The Internal Revenue Service (IRS) may not take your claim of a charitable donation at your word. In some cases, the agency may require additional information to substantiate the claim. Just how the agency goes about substantiating the claim can vary, but three specific things the IRS tends to expect in these situations include:
- Cash. A claim for a cash donation to a charitable organization can raise red flags. As such, taxpayers are wise to keep a record of communication or bank record to document the donation. This information should include the name of the organization, date and amount of the contribution as well as the name of the donee.
- Property. Donations of real property can include everything from clothes to vehicles and other large items. The IRS generally requires a receipt for the donation of smaller items with a value under $250. The agency requires written acknowledgement for donations estimated at a worth of $250 to $500. Those between $500 and $5,000 in value require a written acknowledgement of receipt and a special tax form.

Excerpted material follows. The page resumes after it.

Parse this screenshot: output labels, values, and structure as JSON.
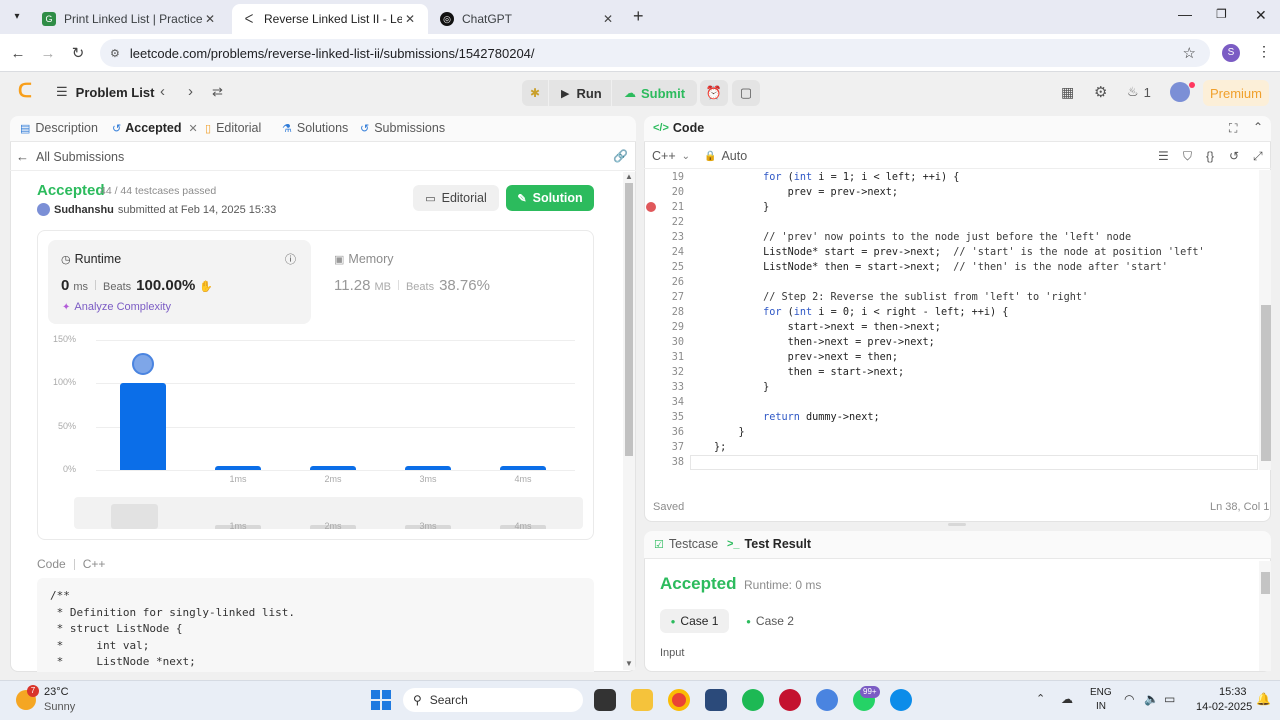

- Appraisals. The IRS often requires an appraisal for any donation of property estimated to exceed $5,000 in value. This appraisal must be conducted by a qualified appraiser. The IRS defines a "qualified appraiser" as one who has "verifiable education and experience in valuing the relevant type of property for which the appraisal is performed." This basically translates to mean an individual with a professional college-level degree that applies to valuing property such as the claimed item and at least two years of experience in the field.
A failure to properly document charitable donations claimed on one's tax return can result in problems in the event of an audit. As such, anyone in this position is wise to seek legal counsel promptly to help protect their rights when undergoing an investigation by the IRS.